Okay, to be fair, Kansas universities aren't the only places producing questionable studies. The University of Durham recently made the headlines because researchers there announced that they'd discovered that sports teams dressed in red have a slight advantage over those that don't. I'd be willing to bet money that their next study will be: “The Effect of Scientific Research on Sports Wagering: Red Teams Get Shorter Odds.”

Personally, I'd like to see a study entitled: “How the Heck is This Sort of Research Getting Funding Anyway?” Or how about: “Why on Earth is This Stuff Being Published?”

Published research is supposed to be filtered by what's known as the “peer review” process. If you're an academic, you're supposed to do your work, write it up in a paper and submit it to a journal. There, a panel of your peers examines it, and either rejects it, suggests ways to improve it, or gives it the green light for publication. This little system works well except in the following situations:

1) If you're doing pioneering research, and there aren't enough other people in the field for you to actually have peers yet.

2) If your paper argues against a currently accepted theory, in which case you're liable to get your paper stamped “crackpot” as well as “rejected.”

3) If you have recently insulted, criticized, argued against, or accidentally cut off in traffic any of the people who end up on your review committee. In this case you're liable to get your paper stamped “mother dresses funny,” “crackpot,” “should have credentials revoked” as well as “rejected.”

With this kind of process in place, how are some of these studies being published? It may be that there are just too many people submitting too many papers. I once dated a mathematician who admitted that he wrote (and had published) the same paper several times over: He'd run a math experiment with one set of numbers, and publish the results. Then he'd change the input numbers slightly, run the experiment again and publish the results. Which just goes to show: Academics do go out on dates from time to time.

No, wait, what it really points out is that perhaps journal reviewers are overwhelmed, and aren't reading papers as closely as they could be.

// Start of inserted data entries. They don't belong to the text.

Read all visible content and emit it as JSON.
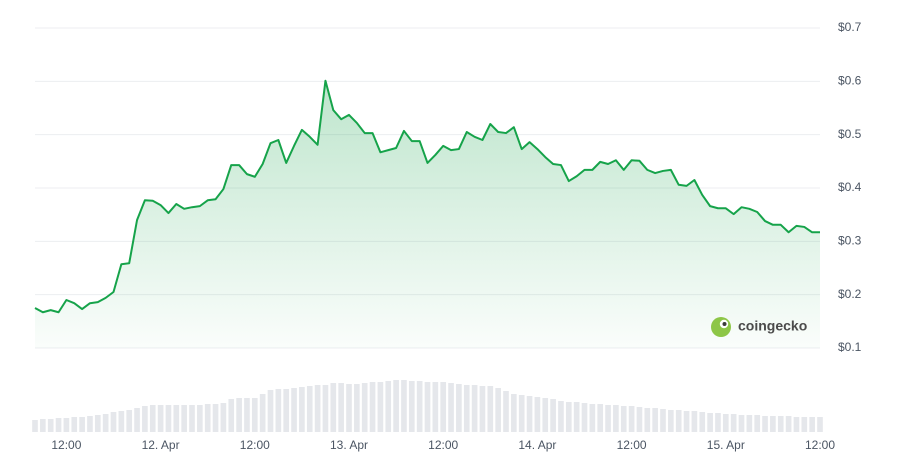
{
  "chart_data": {
    "type": "line",
    "categories": [
      null,
      null,
      null,
      null,
      "12:00",
      null,
      null,
      null,
      null,
      null,
      null,
      null,
      null,
      null,
      null,
      null,
      "12. Apr",
      null,
      null,
      null,
      null,
      null,
      null,
      null,
      null,
      null,
      null,
      null,
      "12:00",
      null,
      null,
      null,
      null,
      null,
      null,
      null,
      null,
      null,
      null,
      null,
      "13. Apr",
      null,
      null,
      null,
      null,
      null,
      null,
      null,
      null,
      null,
      null,
      null,
      "12:00",
      null,
      null,
      null,
      null,
      null,
      null,
      null,
      null,
      null,
      null,
      null,
      "14. Apr",
      null,
      null,
      null,
      null,
      null,
      null,
      null,
      null,
      null,
      null,
      null,
      "12:00",
      null,
      null,
      null,
      null,
      null,
      null,
      null,
      null,
      null,
      null,
      null,
      "15. Apr",
      null,
      null,
      null,
      null,
      null,
      null,
      null,
      null,
      null,
      null,
      null,
      "12:00"
    ],
    "values": [
      0.175,
      0.167,
      0.171,
      0.167,
      0.19,
      0.184,
      0.173,
      0.184,
      0.186,
      0.194,
      0.205,
      0.257,
      0.259,
      0.34,
      0.377,
      0.376,
      0.368,
      0.353,
      0.37,
      0.361,
      0.364,
      0.366,
      0.377,
      0.379,
      0.398,
      0.443,
      0.443,
      0.426,
      0.421,
      0.445,
      0.484,
      0.49,
      0.447,
      0.479,
      0.509,
      0.496,
      0.481,
      0.601,
      0.546,
      0.529,
      0.537,
      0.522,
      0.503,
      0.503,
      0.467,
      0.471,
      0.475,
      0.507,
      0.488,
      0.488,
      0.447,
      0.462,
      0.479,
      0.471,
      0.473,
      0.505,
      0.496,
      0.49,
      0.52,
      0.505,
      0.503,
      0.514,
      0.473,
      0.486,
      0.473,
      0.458,
      0.445,
      0.443,
      0.413,
      0.422,
      0.434,
      0.434,
      0.449,
      0.445,
      0.452,
      0.434,
      0.452,
      0.451,
      0.434,
      0.428,
      0.432,
      0.434,
      0.406,
      0.404,
      0.415,
      0.387,
      0.366,
      0.362,
      0.362,
      0.351,
      0.364,
      0.361,
      0.355,
      0.338,
      0.331,
      0.331,
      0.317,
      0.329,
      0.327,
      0.317,
      0.317
    ],
    "color": "#16a34a",
    "volume": {
      "color": "#e5e7eb",
      "values": [
        12,
        13,
        13,
        14,
        14,
        15,
        15,
        16,
        17,
        18,
        20,
        21,
        22,
        24,
        26,
        27,
        27,
        27,
        27,
        27,
        27,
        27,
        28,
        28,
        29,
        33,
        34,
        34,
        34,
        38,
        42,
        43,
        43,
        44,
        45,
        46,
        47,
        47,
        49,
        49,
        48,
        48,
        49,
        50,
        50,
        51,
        52,
        52,
        51,
        51,
        50,
        50,
        50,
        49,
        48,
        47,
        47,
        46,
        46,
        44,
        41,
        38,
        37,
        36,
        35,
        34,
        33,
        31,
        30,
        30,
        29,
        28,
        28,
        27,
        27,
        26,
        26,
        25,
        24,
        24,
        23,
        22,
        22,
        21,
        21,
        20,
        19,
        19,
        18,
        18,
        17,
        17,
        17,
        16,
        16,
        16,
        16,
        15,
        15,
        15,
        15
      ]
    },
    "ylim": [
      0.1,
      0.7
    ],
    "yticks": [
      {
        "value": 0.1,
        "label": "$0.1"
      },
      {
        "value": 0.2,
        "label": "$0.2"
      },
      {
        "value": 0.3,
        "label": "$0.3"
      },
      {
        "value": 0.4,
        "label": "$0.4"
      },
      {
        "value": 0.5,
        "label": "$0.5"
      },
      {
        "value": 0.6,
        "label": "$0.6"
      },
      {
        "value": 0.7,
        "label": "$0.7"
      }
    ],
    "grid": true,
    "watermark": "coingecko"
  }
}
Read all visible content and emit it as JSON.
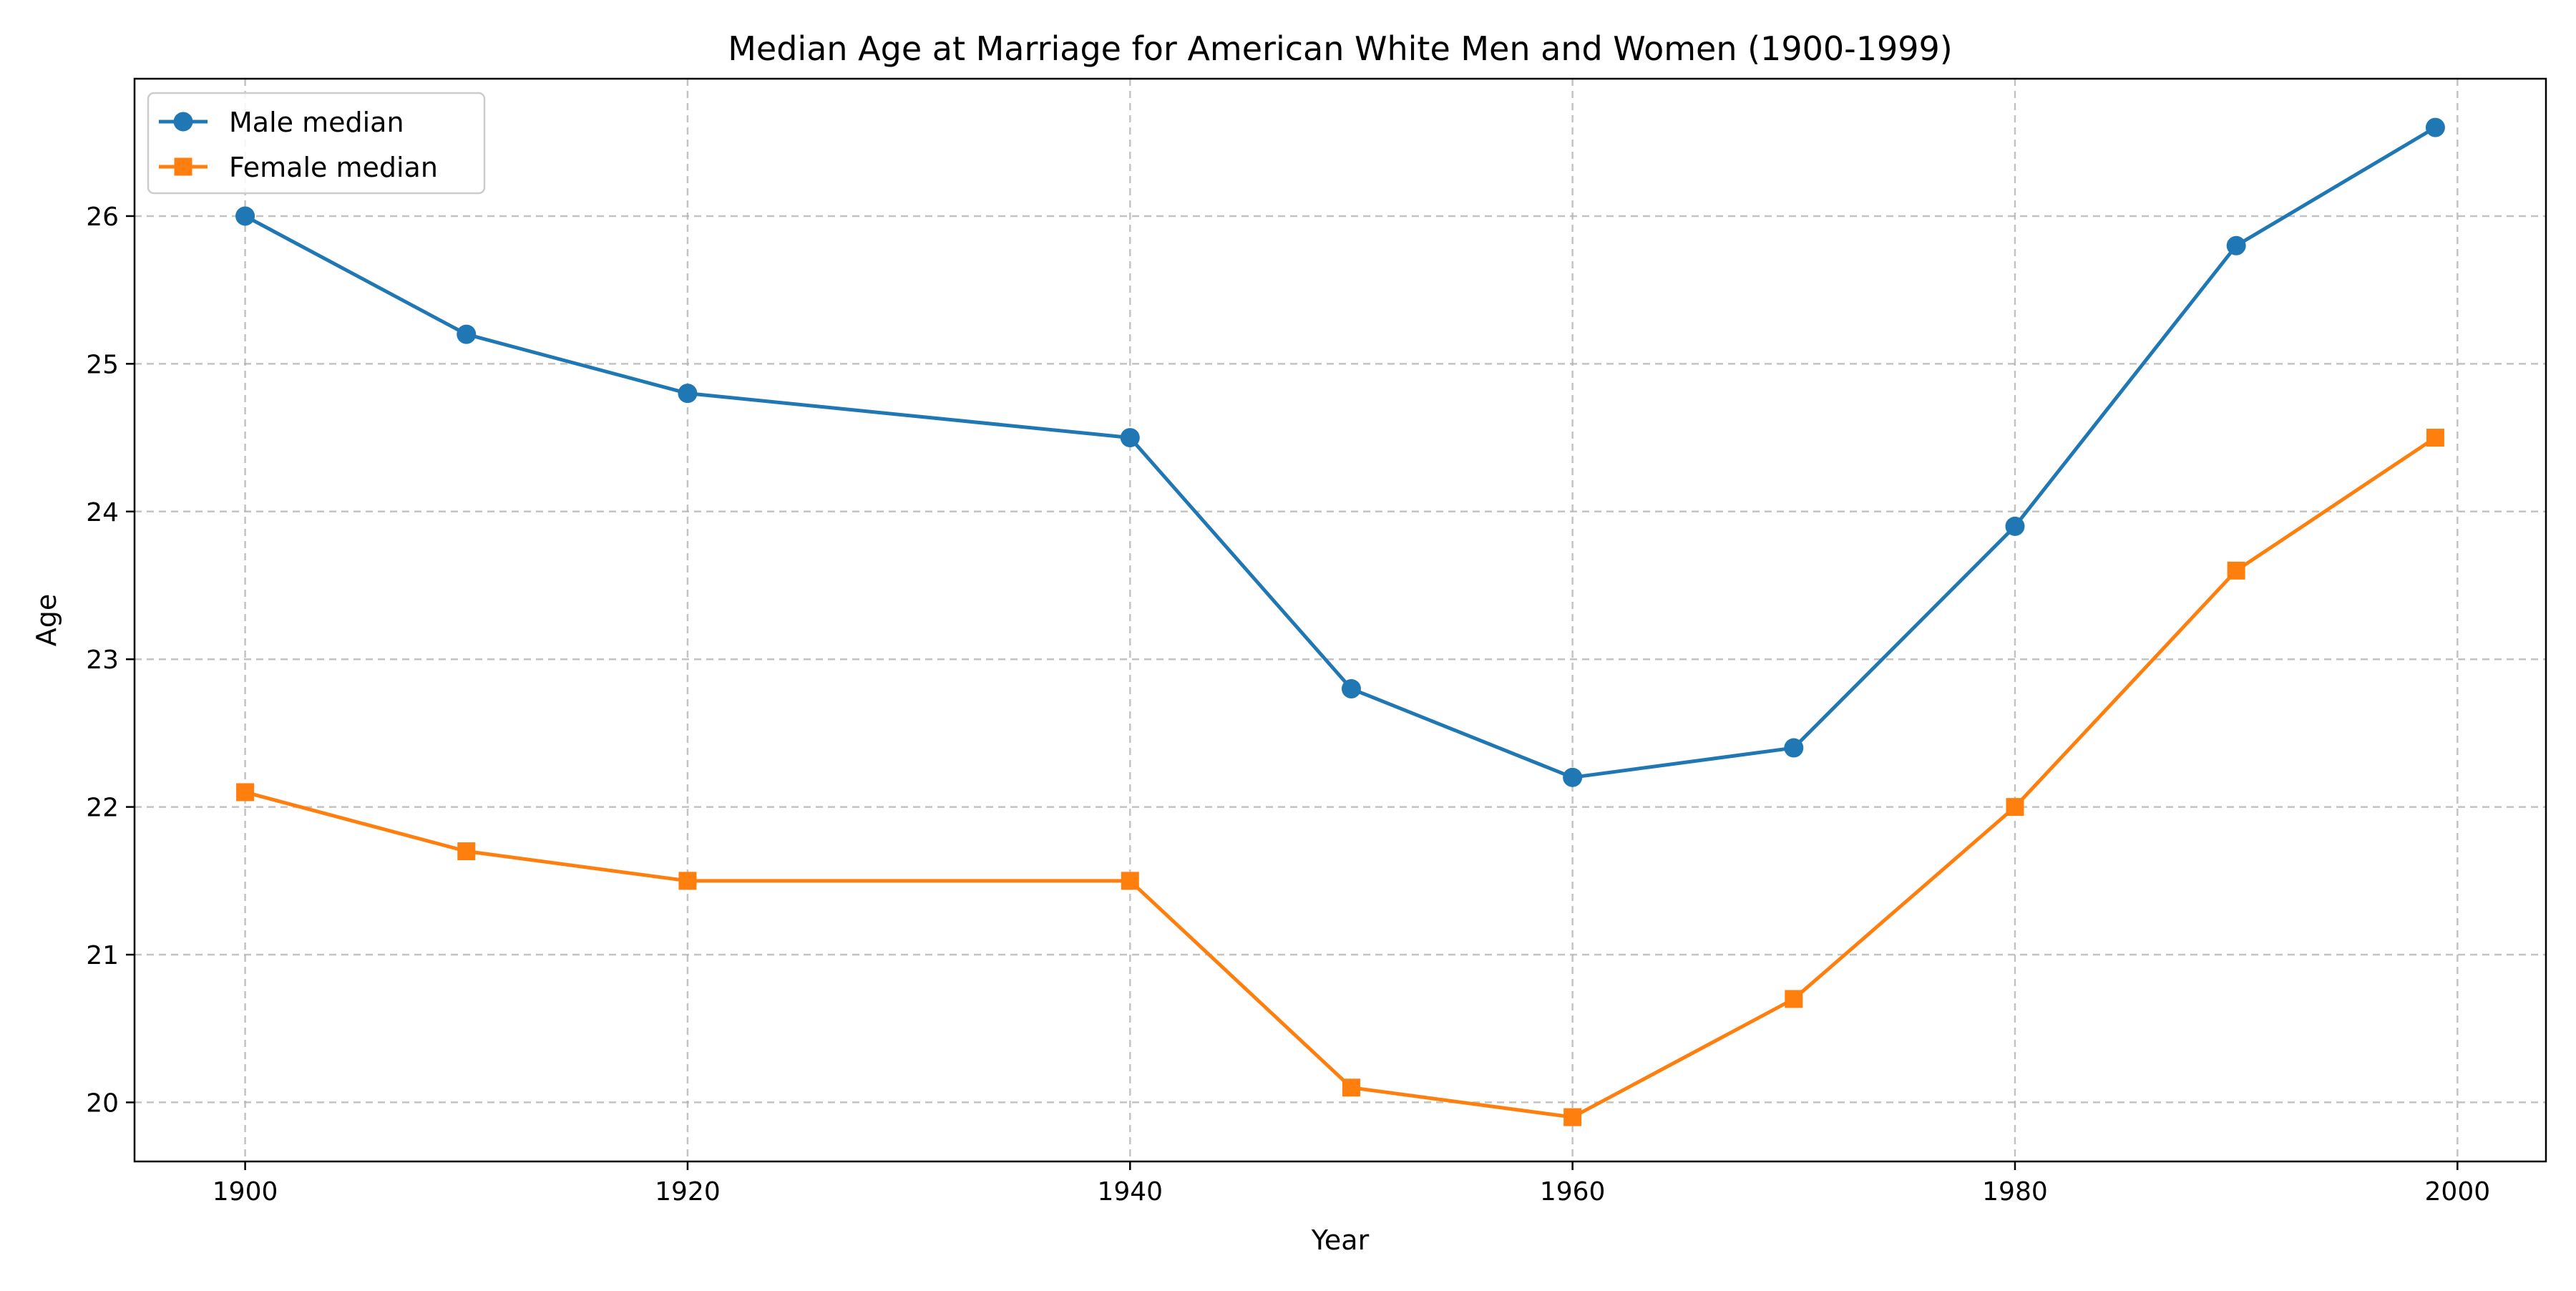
{
  "chart_data": {
    "type": "line",
    "title": "Median Age at Marriage for American White Men and Women (1900-1999)",
    "xlabel": "Year",
    "ylabel": "Age",
    "xlim": [
      1895,
      2004
    ],
    "ylim": [
      19.6,
      26.93
    ],
    "xticks": [
      1900,
      1920,
      1940,
      1960,
      1980,
      2000
    ],
    "yticks": [
      20,
      21,
      22,
      23,
      24,
      25,
      26
    ],
    "grid": true,
    "legend_position": "top-left",
    "x": [
      1900,
      1910,
      1920,
      1940,
      1950,
      1960,
      1970,
      1980,
      1990,
      1999
    ],
    "series": [
      {
        "name": "Male median",
        "values": [
          26.0,
          25.2,
          24.8,
          24.5,
          22.8,
          22.2,
          22.4,
          23.9,
          25.8,
          26.6
        ],
        "color": "#1f77b4",
        "marker": "circle"
      },
      {
        "name": "Female median",
        "values": [
          22.1,
          21.7,
          21.5,
          21.5,
          20.1,
          19.9,
          20.7,
          22.0,
          23.6,
          24.5
        ],
        "color": "#ff7f0e",
        "marker": "square"
      }
    ]
  }
}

We know this to be the case on at least two occasions.

Alan Sokal submitted a rubbish piece to Social Text a few years ago, had it accepted, and then revealed his hoax in another journal.

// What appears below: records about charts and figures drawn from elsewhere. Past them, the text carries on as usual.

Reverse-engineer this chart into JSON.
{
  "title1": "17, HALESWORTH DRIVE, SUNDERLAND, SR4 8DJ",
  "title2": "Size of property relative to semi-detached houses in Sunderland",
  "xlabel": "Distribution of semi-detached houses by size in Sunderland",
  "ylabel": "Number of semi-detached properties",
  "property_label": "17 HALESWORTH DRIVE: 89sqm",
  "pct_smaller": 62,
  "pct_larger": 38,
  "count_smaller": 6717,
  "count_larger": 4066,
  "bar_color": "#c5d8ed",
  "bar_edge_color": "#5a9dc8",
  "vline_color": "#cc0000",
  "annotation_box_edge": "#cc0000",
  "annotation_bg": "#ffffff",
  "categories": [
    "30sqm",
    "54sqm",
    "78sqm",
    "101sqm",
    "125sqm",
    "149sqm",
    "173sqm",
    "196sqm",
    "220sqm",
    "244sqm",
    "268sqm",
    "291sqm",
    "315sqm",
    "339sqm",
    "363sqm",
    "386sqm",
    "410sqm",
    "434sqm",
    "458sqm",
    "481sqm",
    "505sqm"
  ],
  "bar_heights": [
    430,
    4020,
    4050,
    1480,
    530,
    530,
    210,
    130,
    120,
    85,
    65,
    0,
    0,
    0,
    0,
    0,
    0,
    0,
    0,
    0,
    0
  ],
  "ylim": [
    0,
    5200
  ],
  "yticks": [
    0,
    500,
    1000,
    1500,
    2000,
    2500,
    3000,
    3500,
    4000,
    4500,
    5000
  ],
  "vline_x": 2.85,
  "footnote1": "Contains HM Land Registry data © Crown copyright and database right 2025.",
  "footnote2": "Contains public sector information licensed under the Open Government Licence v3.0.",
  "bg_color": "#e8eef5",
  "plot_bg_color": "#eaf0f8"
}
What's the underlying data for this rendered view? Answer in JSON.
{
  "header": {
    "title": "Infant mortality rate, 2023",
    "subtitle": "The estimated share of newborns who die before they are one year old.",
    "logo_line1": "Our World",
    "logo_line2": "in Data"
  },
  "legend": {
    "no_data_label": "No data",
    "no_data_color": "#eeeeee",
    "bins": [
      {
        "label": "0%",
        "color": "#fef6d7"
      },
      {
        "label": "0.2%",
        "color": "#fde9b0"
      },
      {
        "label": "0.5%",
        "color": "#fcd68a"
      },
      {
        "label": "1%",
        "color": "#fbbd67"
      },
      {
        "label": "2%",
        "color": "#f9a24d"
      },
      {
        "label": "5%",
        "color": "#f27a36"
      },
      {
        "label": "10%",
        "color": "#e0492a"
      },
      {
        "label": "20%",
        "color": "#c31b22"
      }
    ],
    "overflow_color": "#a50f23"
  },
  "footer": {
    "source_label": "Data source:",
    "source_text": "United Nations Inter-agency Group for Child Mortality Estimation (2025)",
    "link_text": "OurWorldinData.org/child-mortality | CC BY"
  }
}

More recently, some computer science jokers wrote a program that generates complete papers for you. The authors of the program submitted a generated paper to a conference — and had it accepted.

All of which leads me to ask three more questions:

1) How many other nonsense papers are getting published that really shouldn't be?

2) Is knowledge really doubling every five years, like the pundits say? (Not really, if the Kansas State studies are any indicator of what's being touted as “knowledge.”)

3) How cool is it that I wrote, in less than five seconds, with my eyes closed, a 1,500 word paper called “A Synthesis of Forward-Error Correction Using Mir”?

3b) Where can I get one of these autogenerator thingies for humor columns?